I frutti avvelenati di una propaganda irresponsabile sono arrivati a piena maturazione.

“I frutti avvelenati di una propaganda irresponsabile sono arrivati a piena maturazione. L’Italia che per le quote latte ha sborsato 4,5 miliardi è stata anche condannata per aiuti di Stato. Gli allevatori onesti, e più in generale tutti i contribuenti, sanno chi ringraziare”. Così Graziano Azzalin, consigliere regionale del Partito Democratico e vicepresidente della commissione Agricoltura commenta la sentenza della Corte di Giustizia europea che ha dichiarato inadempiente l’Italia sulle quote latte poiché non ha recuperato, tra il 1995 e il 2009, i soldi delle multe (pagate con risorse pubbliche) di quei produttori che non avevano rispettato i limiti. “E così adesso rischiamo la beffa di un’ulteriore sanzione”.

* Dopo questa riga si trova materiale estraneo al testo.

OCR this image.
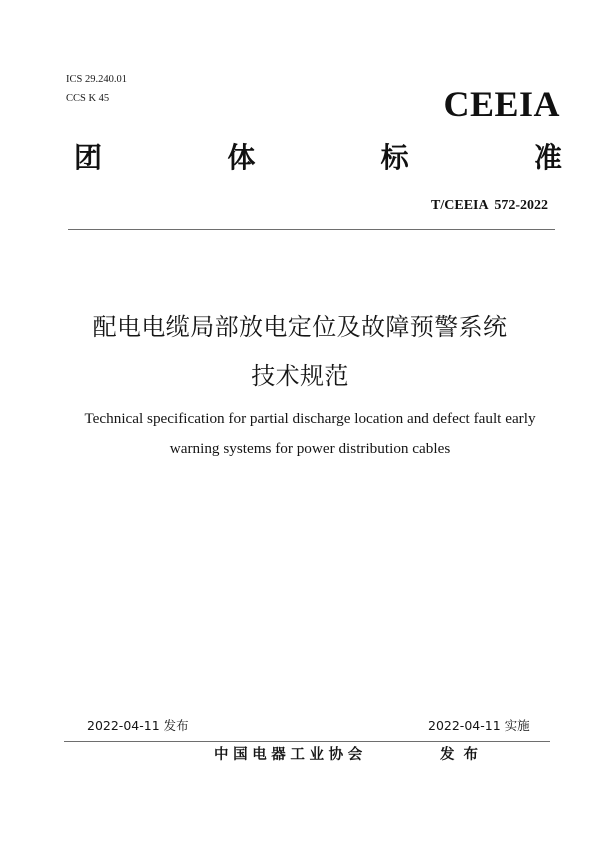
ICS 29.240.01
CCS K 45	CEEIA
团	体	标	准
T/CEEIA 572-2022
配电电缆局部放电定位及故障预警系统
技术规范
Technical specification for partial discharge location and defect fault early
warning systems for power distribution cables
2022-04-11 发布	2022-04-11 实施
中国电器工业协会	发布
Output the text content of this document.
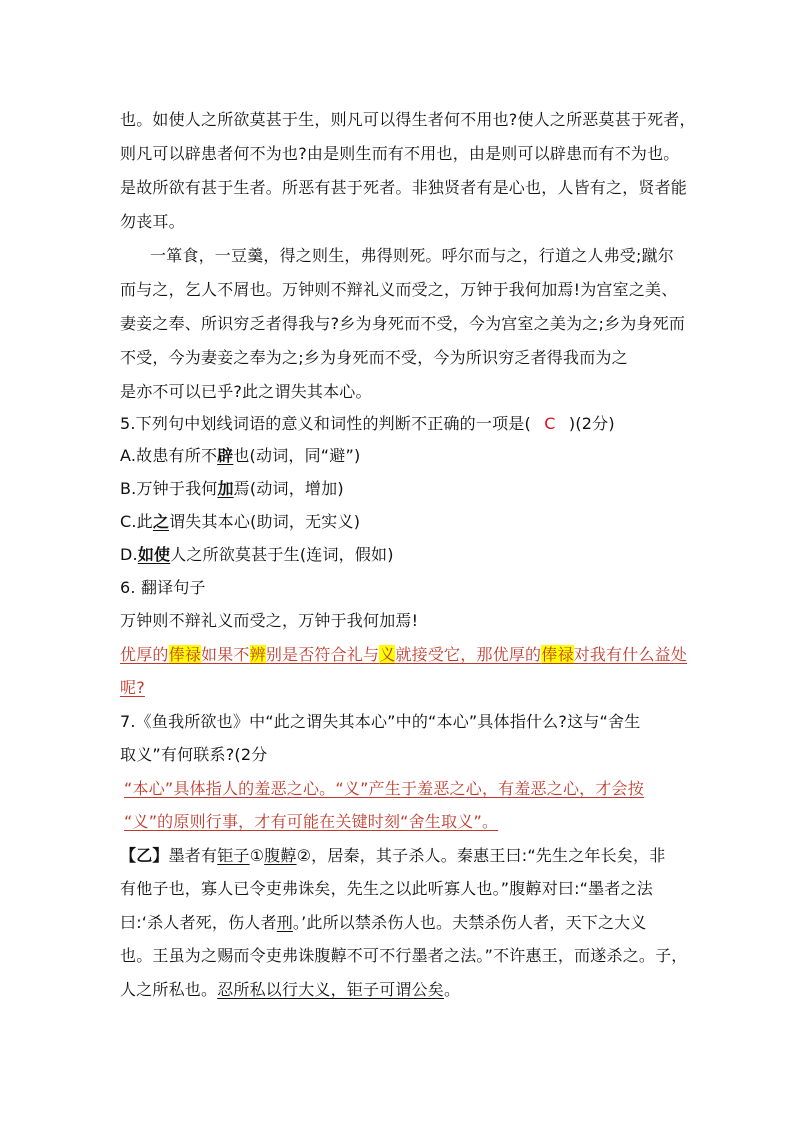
也。如使人之所欲莫甚于生，则凡可以得生者何不用也?使人之所恶莫甚于死者，
则凡可以辟患者何不为也?由是则生而有不用也，由是则可以辟患而有不为也。
是故所欲有甚于生者。所恶有甚于死者。非独贤者有是心也，人皆有之，贤者能
勿丧耳。
一箪食，一豆羹，得之则生，弗得则死。呼尔而与之，行道之人弗受;蹴尔
而与之，乞人不屑也。万钟则不辩礼义而受之，万钟于我何加焉!为宫室之美、
妻妾之奉、所识穷乏者得我与?乡为身死而不受，今为宫室之美为之;乡为身死而
不受，今为妻妾之奉为之;乡为身死而不受，今为所识穷乏者得我而为之
是亦不可以已乎?此之谓失其本心。
5.下列句中划线词语的意义和词性的判断不正确的一项是( C )(2分)
A.故患有所不辟也(动词，同“避”)
B.万钟于我何加焉(动词，增加)
C.此之谓失其本心(助词，无实义)
D.如使人之所欲莫甚于生(连词，假如)
6. 翻译句子
万钟则不辩礼义而受之，万钟于我何加焉!
优厚的俸禄如果不辨别是否符合礼与义就接受它，那优厚的俸禄对我有什么益处
呢?
7.《鱼我所欲也》中“此之谓失其本心”中的“本心”具体指什么?这与“舍生
取义”有何联系?(2分
“本心”具体指人的羞恶之心。“义”产生于羞恶之心，有羞恶之心，才会按
“义”的原则行事，才有可能在关键时刻“舍生取义”。
【乙】墨者有钜子①腹䵍②，居秦，其子杀人。秦惠王曰:“先生之年长矣，非
有他子也，寡人已令吏弗诛矣，先生之以此听寡人也。”腹䵍对曰:“墨者之法
曰:‘杀人者死，伤人者刑。’此所以禁杀伤人也。夫禁杀伤人者，天下之大义
也。王虽为之赐而令吏弗诛腹䵍不可不行墨者之法。”不许惠王，而遂杀之。子，
人之所私也。忍所私以行大义，钜子可谓公矣。
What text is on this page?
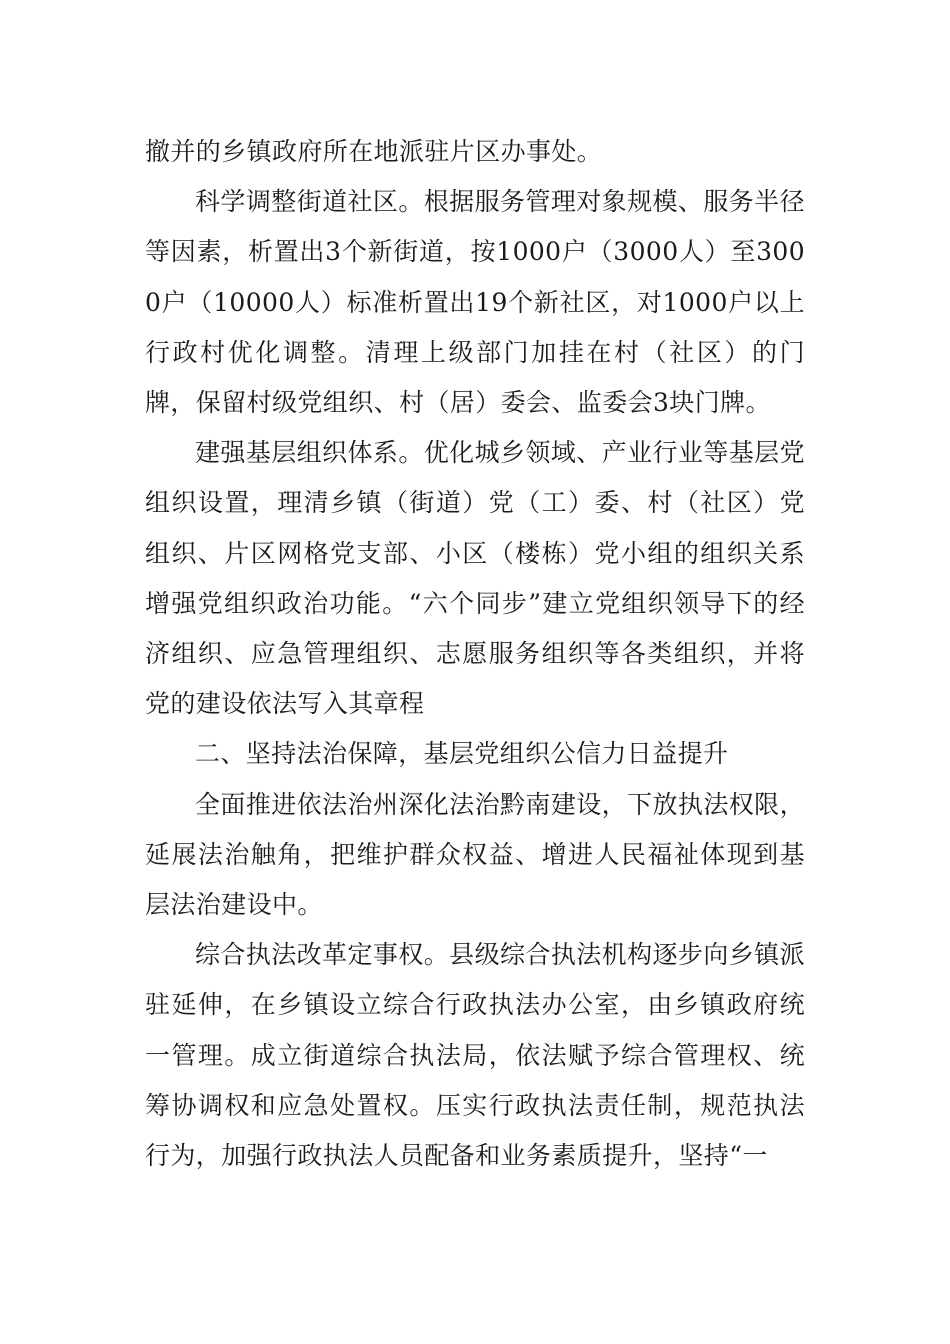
撤并的乡镇政府所在地派驻片区办事处。

科学调整街道社区。根据服务管理对象规模、服务半径等因素，析置出3个新街道，按1000户（3000人）至3000户（10000人）标准析置出19个新社区，对1000户以上行政村优化调整。清理上级部门加挂在村（社区）的门牌，保留村级党组织、村（居）委会、监委会3块门牌。

建强基层组织体系。优化城乡领域、产业行业等基层党组织设置，理清乡镇（街道）党（工）委、村（社区）党组织、片区网格党支部、小区（楼栋）党小组的组织关系增强党组织政治功能。“六个同步”建立党组织领导下的经济组织、应急管理组织、志愿服务组织等各类组织，并将党的建设依法写入其章程

二、坚持法治保障，基层党组织公信力日益提升

全面推进依法治州深化法治黔南建设，下放执法权限，延展法治触角，把维护群众权益、增进人民福祉体现到基层法治建设中。

综合执法改革定事权。县级综合执法机构逐步向乡镇派驻延伸，在乡镇设立综合行政执法办公室，由乡镇政府统一管理。成立街道综合执法局，依法赋予综合管理权、统筹协调权和应急处置权。压实行政执法责任制，规范执法行为，加强行政执法人员配备和业务素质提升，坚持“一
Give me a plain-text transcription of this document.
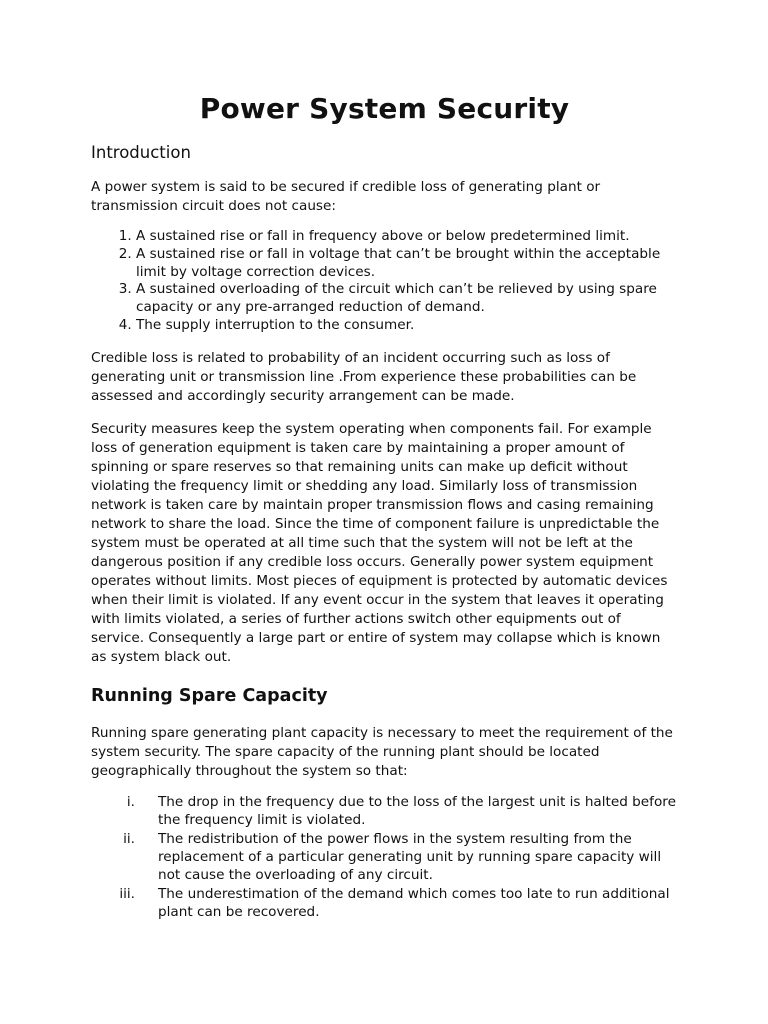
Power System Security
Introduction

A power system is said to be secured if credible loss of generating plant or transmission circuit does not cause:

1. A sustained rise or fall in frequency above or below predetermined limit.
2. A sustained rise or fall in voltage that can’t be brought within the acceptable limit by voltage correction devices.
3. A sustained overloading of the circuit which can’t be relieved by using spare capacity or any pre-arranged reduction of demand.
4. The supply interruption to the consumer.

Credible loss is related to probability of an incident occurring such as loss of generating unit or transmission line .From experience these probabilities can be assessed and accordingly security arrangement can be made.

Security measures keep the system operating when components fail. For example loss of generation equipment is taken care by maintaining a proper amount of spinning or spare reserves so that remaining units can make up deficit without violating the frequency limit or shedding any load. Similarly loss of transmission network is taken care by maintain proper transmission flows and casing remaining network to share the load. Since the time of component failure is unpredictable the system must be operated at all time such that the system will not be left at the dangerous position if any credible loss occurs. Generally power system equipment operates without limits. Most pieces of equipment is protected by automatic devices when their limit is violated. If any event occur in the system that leaves it operating with limits violated, a series of further actions switch other equipments out of service. Consequently a large part or entire of system may collapse which is known as system black out.

Running Spare Capacity

Running spare generating plant capacity is necessary to meet the requirement of the system security. The spare capacity of the running plant should be located geographically throughout the system so that:

i. The drop in the frequency due to the loss of the largest unit is halted before the frequency limit is violated.
ii. The redistribution of the power flows in the system resulting from the replacement of a particular generating unit by running spare capacity will not cause the overloading of any circuit.
iii. The underestimation of the demand which comes too late to run additional plant can be recovered.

“I grandi proclami dell’allora ministro per l’Agricoltura, Luca Zaia, ecco dove hanno portato. Tanta propaganda e pugni pieni di mosche. Questo dell’Ue è invece un pugno sullo stomaco per tutti i cittadini e la colpa è dei governi di centrodestra. Promesse, rassicurazioni per favorire i furbetti del latticino, facendo concorrenza sleale alla stragrande maggioranza di allevatori onesti, con una disattenzione dolosa nei confronti delle politiche comunitarie. Adesso i nodi sono venuti al pettine e se ragioniamo in termini di responsabilità qualcuno dovrebbe rispondere delle proprie azioni, che mettono a rischio le casse dello Stato. Questo – chiude Azzalin – è il modo di operare della Lega, privo di costrutto e senza pensare alle conseguenze. Lo abbiamo visto anche in Regione con le varie leggi bandiera regolarmente impugnate dal Governo per incostituzionalità, ma è un film che rivedremo ancora in futuro con l’autonomia”.